Emory Neuroscientist Launches An 'Ark' For Animals' Brains | WABE 90.1 FM

Emory Neuroscientist Launches An 'Ark' For Animals' Brains

Mar 10, 2017

Neuroscientist Gregory Berns has a closet full of brains in his lab at Emory University.

There are brains from a few species of dolphins. There are coyote brains and a Tasmanian devil brain, which Berns said is sort of the jewel of the collection -- it's the only one in North America, as far as he knows.

He pulls one in a plastic container down off the shelf. 

“This is the brain of a German shepherd who I knew, who was owned by a friend of mine.” He said it's a little sad working with that brain, since he knew the animal.

He’s collecting these brains -- and looking to borrow more -- for a project he’s launching called Brain Ark, in which he scans the animals’ brains in an MRI and shares the information online. 

“There’s a tremendous amount of information about human brains and how they function. There’s a lot of information on primates, like monkeys,” he said. “And then at the other end of the spectrum we know a lot about rat and mice brains because those are the typical laboratory animals that we use in research.”

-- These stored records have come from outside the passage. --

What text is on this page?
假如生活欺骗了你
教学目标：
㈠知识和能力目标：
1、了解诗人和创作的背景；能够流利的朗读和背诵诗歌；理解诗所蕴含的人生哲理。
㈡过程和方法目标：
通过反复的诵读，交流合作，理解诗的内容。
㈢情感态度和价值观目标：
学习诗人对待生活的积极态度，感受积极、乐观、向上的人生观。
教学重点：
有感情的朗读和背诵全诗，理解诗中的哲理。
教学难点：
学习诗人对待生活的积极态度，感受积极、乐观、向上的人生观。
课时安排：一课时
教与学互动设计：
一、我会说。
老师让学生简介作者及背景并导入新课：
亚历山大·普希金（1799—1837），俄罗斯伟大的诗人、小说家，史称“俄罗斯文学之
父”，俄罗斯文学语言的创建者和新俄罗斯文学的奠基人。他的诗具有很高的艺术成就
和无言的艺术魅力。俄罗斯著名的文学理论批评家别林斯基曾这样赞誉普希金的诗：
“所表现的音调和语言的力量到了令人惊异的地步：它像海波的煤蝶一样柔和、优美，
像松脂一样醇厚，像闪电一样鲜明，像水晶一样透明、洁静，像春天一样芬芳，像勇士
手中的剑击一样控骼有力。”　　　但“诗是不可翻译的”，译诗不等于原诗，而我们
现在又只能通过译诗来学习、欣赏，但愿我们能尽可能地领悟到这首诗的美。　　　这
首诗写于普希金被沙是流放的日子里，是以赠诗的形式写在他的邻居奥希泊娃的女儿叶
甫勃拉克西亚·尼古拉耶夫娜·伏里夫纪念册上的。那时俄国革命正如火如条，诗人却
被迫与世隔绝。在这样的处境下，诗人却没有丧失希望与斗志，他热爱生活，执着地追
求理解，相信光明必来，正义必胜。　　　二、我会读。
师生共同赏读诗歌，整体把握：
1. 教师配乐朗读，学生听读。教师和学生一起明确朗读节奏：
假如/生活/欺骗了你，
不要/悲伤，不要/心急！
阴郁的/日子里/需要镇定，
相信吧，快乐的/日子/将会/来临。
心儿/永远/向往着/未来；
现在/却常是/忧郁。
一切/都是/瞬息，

But that leaves a lot of other animals out there. 

“There’s roughly 5,000 mammals in between rats and humans if you look at the evolutionary tree,” he said. “We know almost nothing about how their brains are wired, or what that has to do with their environments. Or why for example, a bear’s brain makes him a bear and a dog’s brain makes him a dog.”

Berns has also worked with living animals, training dogs to sit still in MRIs. But with Brain Ark, he’s working with brains from animals that have died. He's hoping to learn more about how mammal brains evolved, what makes them unique, and what could make some susceptible to extinction.  

In a recent paper, Berns compared the brains of Tasmanian devils to the brains of Tasmanian tigers, also known as thylacines, dog-like marsupials that were hunted to extinction.

“Some animals will live and some won’t,” he said. “What I’m interested in is, can we learn something from their brains that says, OK, this animal is more adaptable, and this animal is not. And it’s the ones that are not that we need to pay attention and figure out how to save their environment or find an environment that they can live in.”

For the ones that do go extinct, Berns said, then Brain Ark would hold the memory of what made those animals tick.